Ethnic minorities in South Sudan's camps face insecurity in warring nation

Children who attend a school run by the Society of Daughters of Mary Immaculate sisters, an India-based congregation, inside a U.N. Protection of Civilians Camp outside of Juba, South Sudan (GSR/Chris Herlinger)

South Sudan's future is bound up with fear, something on vivid and visceral display at the large United Nations camps outside of the capital of Juba.

At the Protection of Civilians, or POC, Camp #3, nearly 40,000 people are congested into an area that is only a quarter-square mile. As people violently uprooted from their homes, they are trapped, afraid to leave the compound.

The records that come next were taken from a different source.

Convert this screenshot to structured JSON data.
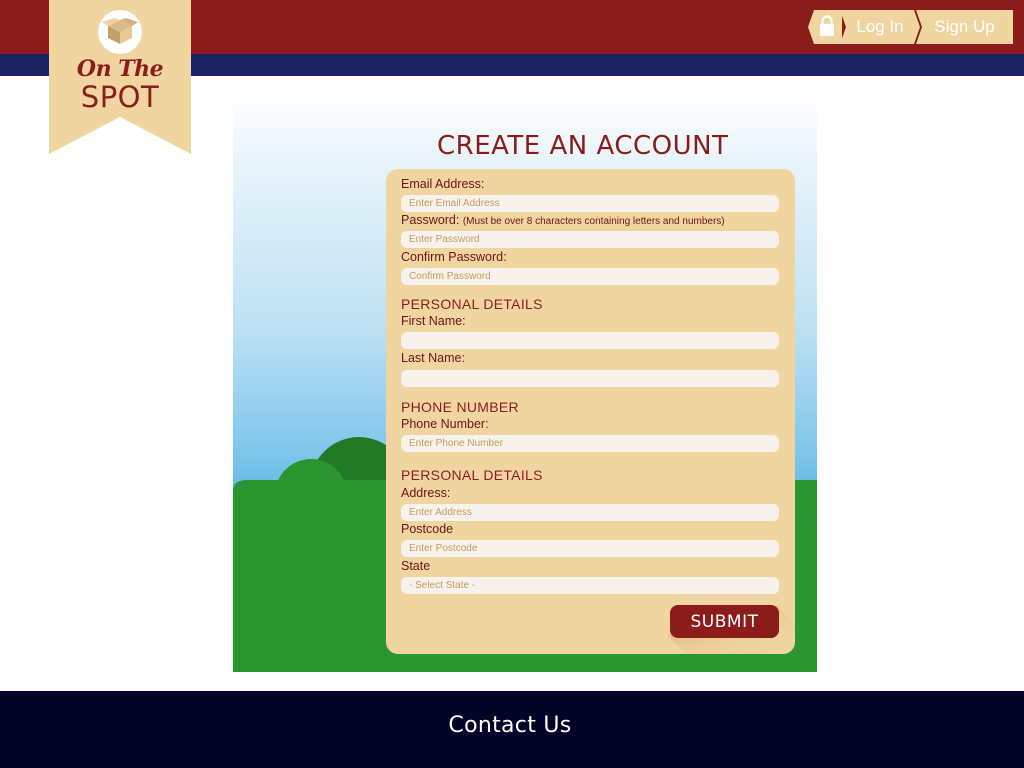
{
  "header": {
    "brand_top": "On The",
    "brand_bottom": "SPOT",
    "logo_icon": "open-box-icon",
    "nav": {
      "lock_icon": "padlock-icon",
      "login_label": "Log In",
      "signup_label": "Sign Up"
    }
  },
  "form": {
    "title": "CREATE AN ACCOUNT",
    "email": {
      "label": "Email Address:",
      "placeholder": "Enter Email Address"
    },
    "password": {
      "label": "Password:",
      "hint": "(Must be over 8 characters containing letters and numbers)",
      "placeholder": "Enter Password"
    },
    "confirm_password": {
      "label": "Confirm Password:",
      "placeholder": "Confirm Password"
    },
    "personal_section": "PERSONAL DETAILS",
    "first_name": {
      "label": "First Name:",
      "placeholder": ""
    },
    "last_name": {
      "label": "Last Name:",
      "placeholder": ""
    },
    "phone_section": "PHONE NUMBER",
    "phone": {
      "label": "Phone Number:",
      "placeholder": "Enter Phone Number"
    },
    "address_section": "PERSONAL DETAILS",
    "address": {
      "label": "Address:",
      "placeholder": "Enter Address"
    },
    "postcode": {
      "label": "Postcode",
      "placeholder": "Enter Postcode"
    },
    "state": {
      "label": "State",
      "selected": "- Select State -"
    },
    "submit_label": "SUBMIT"
  },
  "footer": {
    "contact_label": "Contact Us"
  },
  "colors": {
    "brand_red": "#8b1c1a",
    "navy": "#1b2263",
    "footer_bg": "#020427",
    "card_bg": "#f1d5a0",
    "ribbon_bg": "#f1d5a0",
    "grass": "#2b9530"
  }
}
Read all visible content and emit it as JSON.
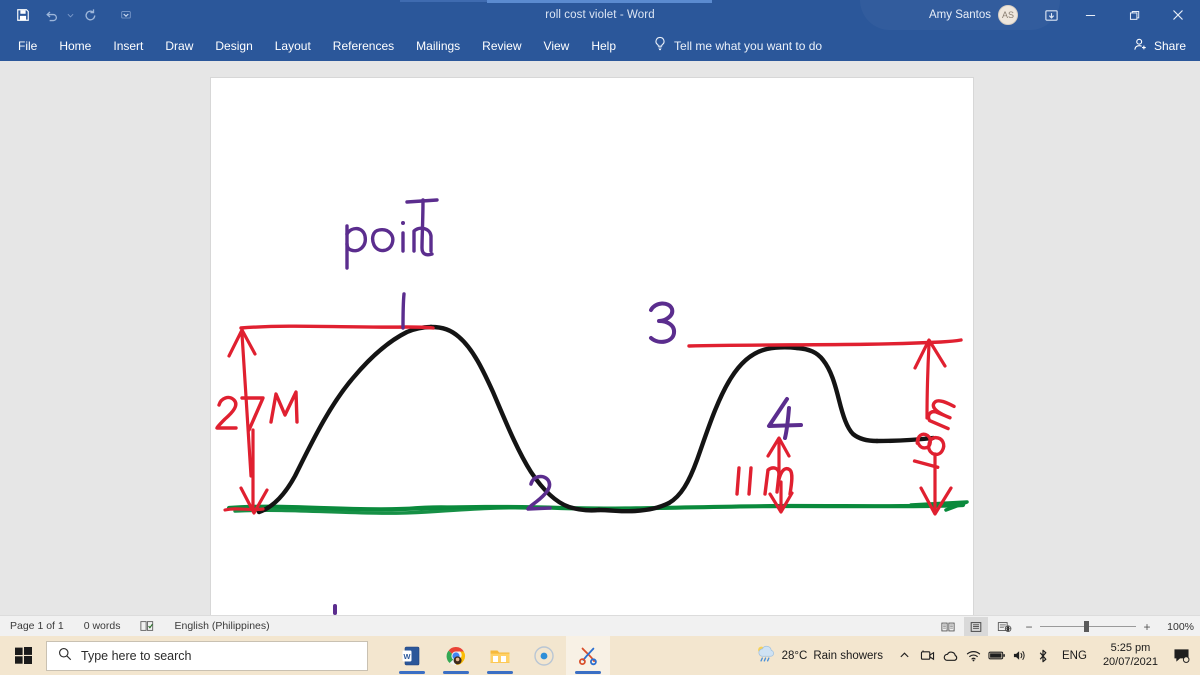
{
  "window": {
    "title": "roll cost violet  -  Word",
    "account_name": "Amy Santos",
    "account_initials": "AS",
    "quick_access": [
      {
        "name": "save-icon",
        "label": "Save"
      },
      {
        "name": "undo-icon",
        "label": "Undo"
      },
      {
        "name": "redo-icon",
        "label": "Redo"
      },
      {
        "name": "customize-quick-access-icon",
        "label": "Customize Quick Access Toolbar"
      }
    ],
    "controls": [
      {
        "name": "ribbon-display-options-button",
        "label": "Ribbon Display Options"
      },
      {
        "name": "minimize-button",
        "label": "Minimize",
        "glyph": "—"
      },
      {
        "name": "restore-button",
        "label": "Restore Down",
        "glyph": "❐"
      },
      {
        "name": "close-button",
        "label": "Close",
        "glyph": "✕"
      }
    ],
    "accent_color": "#2b579a"
  },
  "ribbon": {
    "tabs": [
      {
        "label": "File"
      },
      {
        "label": "Home"
      },
      {
        "label": "Insert"
      },
      {
        "label": "Draw"
      },
      {
        "label": "Design"
      },
      {
        "label": "Layout"
      },
      {
        "label": "References"
      },
      {
        "label": "Mailings"
      },
      {
        "label": "Review"
      },
      {
        "label": "View"
      },
      {
        "label": "Help"
      }
    ],
    "tell_me": "Tell me what you want to do",
    "share_label": "Share"
  },
  "document": {
    "page_background": "#ffffff",
    "ink_colors": {
      "black": "#141414",
      "red": "#e02030",
      "green": "#0a8a3c",
      "purple": "#5b2d8e"
    },
    "annotations": [
      {
        "name": "ink-label-point",
        "text": "point",
        "color": "purple"
      },
      {
        "name": "ink-label-1",
        "text": "1",
        "color": "purple"
      },
      {
        "name": "ink-label-2",
        "text": "2",
        "color": "purple"
      },
      {
        "name": "ink-label-3",
        "text": "3",
        "color": "purple"
      },
      {
        "name": "ink-label-4",
        "text": "4",
        "color": "purple"
      },
      {
        "name": "ink-dimension-27m",
        "text": "27 M",
        "color": "red"
      },
      {
        "name": "ink-dimension-11m",
        "text": "11 m",
        "color": "red"
      },
      {
        "name": "ink-dimension-18m",
        "text": "18 m",
        "color": "red"
      }
    ]
  },
  "status_bar": {
    "page_info": "Page 1 of 1",
    "word_count": "0 words",
    "proofing_icon": "proofing-errors-icon",
    "language": "English (Philippines)",
    "views": [
      {
        "name": "read-mode-view-button",
        "label": "Read Mode",
        "active": false
      },
      {
        "name": "print-layout-view-button",
        "label": "Print Layout",
        "active": true
      },
      {
        "name": "web-layout-view-button",
        "label": "Web Layout",
        "active": false
      }
    ],
    "zoom_out_label": "−",
    "zoom_in_label": "+",
    "zoom_level": "100%"
  },
  "taskbar": {
    "start_label": "Start",
    "search_placeholder": "Type here to search",
    "apps": [
      {
        "name": "taskbar-word-icon",
        "label": "Word",
        "running": true
      },
      {
        "name": "taskbar-chrome-icon",
        "label": "Google Chrome",
        "running": true
      },
      {
        "name": "taskbar-file-explorer-icon",
        "label": "File Explorer",
        "running": true
      },
      {
        "name": "taskbar-media-icon",
        "label": "Media Player",
        "running": false
      },
      {
        "name": "taskbar-snip-sketch-icon",
        "label": "Snip & Sketch",
        "running": true
      }
    ],
    "weather": {
      "temperature": "28°C",
      "condition": "Rain showers",
      "icon": "rain-showers-icon"
    },
    "tray_icons": [
      {
        "name": "show-hidden-icons-chevron-icon",
        "label": "Show hidden icons"
      },
      {
        "name": "webcam-icon",
        "label": "Camera"
      },
      {
        "name": "onedrive-cloud-icon",
        "label": "OneDrive"
      },
      {
        "name": "wifi-icon",
        "label": "Network"
      },
      {
        "name": "battery-icon",
        "label": "Battery"
      },
      {
        "name": "volume-icon",
        "label": "Speakers"
      },
      {
        "name": "bluetooth-icon",
        "label": "Bluetooth"
      }
    ],
    "language": "ENG",
    "time": "5:25 pm",
    "date": "20/07/2021",
    "notifications_icon": "action-center-icon"
  }
}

People in the camps fear not only ongoing attacks just outside the camp, but also what lurks beyond the camp's perimeters. They believe that the capital of Juba is hostile to them because they are not Dinkas, the largest single ethnic group in South Sudan and the group that dominates the national government and its military.

They are Nuers, mainly, but also other non-Dinka ethnic groups, including Shilluks, Mundaris, Baris, Murles, Anyuaks, and Jurchols.

As non-Dinkas, they feel the government and its supporters are targeting them — a charge the South Sudanese government denies, saying it is fighting an anti-government insurgency trying to topple the regime.